Dans « la Jungle » de Calais. | Antonin Sabot pour Le Monde

Béatrice (les prénoms ont été changés) se trouve derrière le comptoir du meublé qu’elle tient avec son mari. De vieux habitués traînent au bar, bière pour certains, café pour les autres, en ce milieu de matinée grise. Une porte sur le côté gauche mène à la dizaine de chambres – 350 euros le mois, avec un coin repas et des toilettes –, « quasiment toutes louées ». Certains, des hommes en majorité, « sont là depuis longtemps », une quinzaine d’années pour l’un. « On est comme leur famille. (…) Pour leur anniversaire on leur achète un petit quelque chose », dit Béatrice.

Elle a accepté de parler mais pas son mari, qui se tient au fond de la salle à manger, et qui n’a pas envie d’avoir à faire à des journalistes, ni d’avoir « des ennuis ». Ils ont travaillé un temps avec le centre d’accueil des migrants Jules-Ferry, ouvert début 2015, et géré par l’association La Vie active. Le centre, qui jouxte la « Jungle » et héberge quelque quatre cents femmes et enfants, distribuant aussi 2 500 repas par jour, leur envoyait pour quelques nuits « des gars prêts à repartir chez eux ».

Béatrice évoque avec une admiration sincère mêlée d’étonnement « des jeunes, des gens vraiment instruits, des avocats, des étudiants en médecine ». Mais elle et son mari ont arrêté, ils perdaient de la clientèle. « Il y a des gens dans la misère ici. Ils ont l’impression qu’on aide plus les migrants. » Elle tempère aussitôt son propos : « Ce n’est qu’une impression… parce qu’il faut y dormir dans les tentes. » Et puis les migrants « n’ont pas traversé tout ça pour venir s’échouer à Calais… Se sentir rejeté comme ça partout. (…) Même le climat est hostile », explique-t-elle avec un sourire.

« Restaurants et bars de fortune »

Mathieu, un jeune bénévole activiste, prend part à la conversation et rappelle que la zone qui a été démantelée en mars, la partie sud de la « Jungle », était « la partie la plus vivante, avec quelques restaurants et des bars de fortune ». « Ils ont du mérite quand même d’avoir construit tout ça avec trois fois rien, enchaîne Béatrice. Ils ont apporté leur savoir-faire. » Pour elle, les migrants évitent de sortir trop dans la ville, par crainte d’être « embêtés ».

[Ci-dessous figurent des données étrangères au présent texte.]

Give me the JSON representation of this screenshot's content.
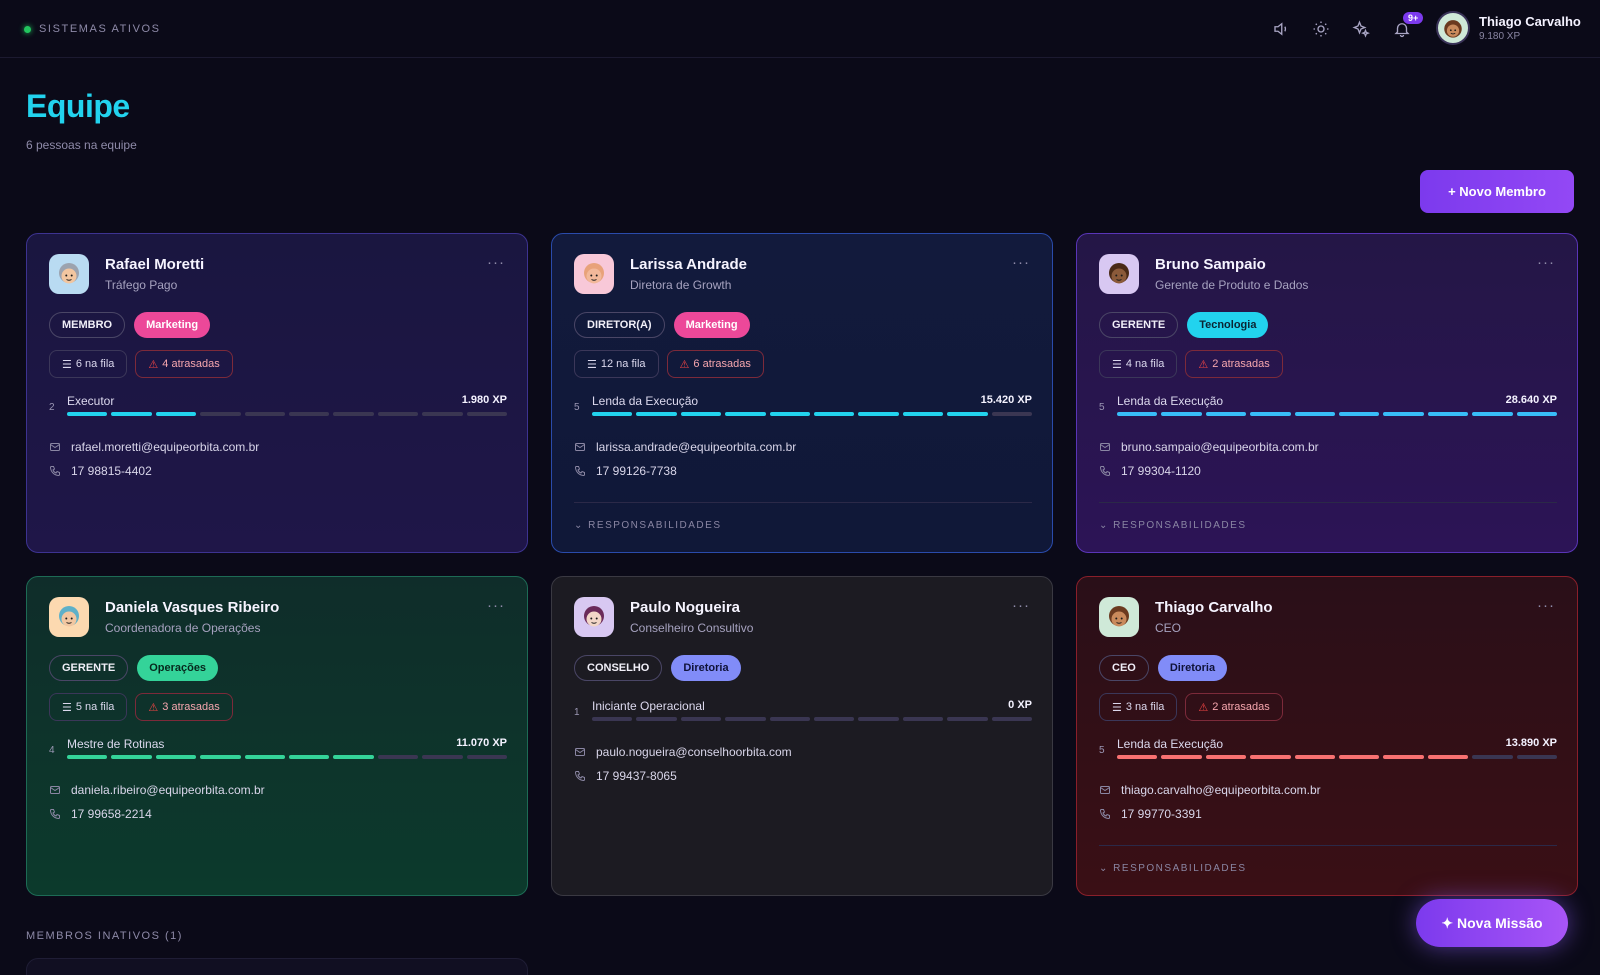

Quand il y avait encore un squat dans le quartier, avant le printemps 2015, les gens n’allaient plus au supermarché de peur d’attraper la gale, « le truc des rejetés », affirme Mathieu. Chez Béatrice et son mari, les migrants pouvaient venir boire un café, un thé. Mais, là encore, ils ont arrêté pour ne pas perdre la clientèle. « Pourtant, les gens sont accueillants dans le Nord… », tient-elle à rappeler.

Elle voit bien que les gens s’aventurent beaucoup moins sur Calais, « avec tout ce qu’on entend et voit à la télé ». Ils ont reçu récemment des « personnes d’Amiens » tout étonnées de ne « rien voir », sous-entendu des migrants, comme s’ils « s’attendaient à en voir plein les rues ». La journée agitée du 23 janvier en faveur des migrants dans les rues de Calais, qui avait dégénéré – un habitant excédé avait même sorti son fusil et menacé les manifestants –, est dans toutes les mémoires et avait tourné en boucle dans les médias. « Les gens pensent que c’est comme ça tous les jours », se désole Béatrice.

« On n’est pas racistes. On a pas mal voyagé, au Sénégal. (…) On a vu la misère dans laquelle certains vivent. (…) Mais les Calaisiens, ce ne sont pas des voyageurs », précise-t-elle, qui est originaire d’une ville à quarante kilomètres de Calais où elle dit « avoir échoué ». Trente ans qu’ils tiennent l’hôtel. Bientôt la retraite ? « Pour quoi faire ? », demande Béatrice, derrière le bar.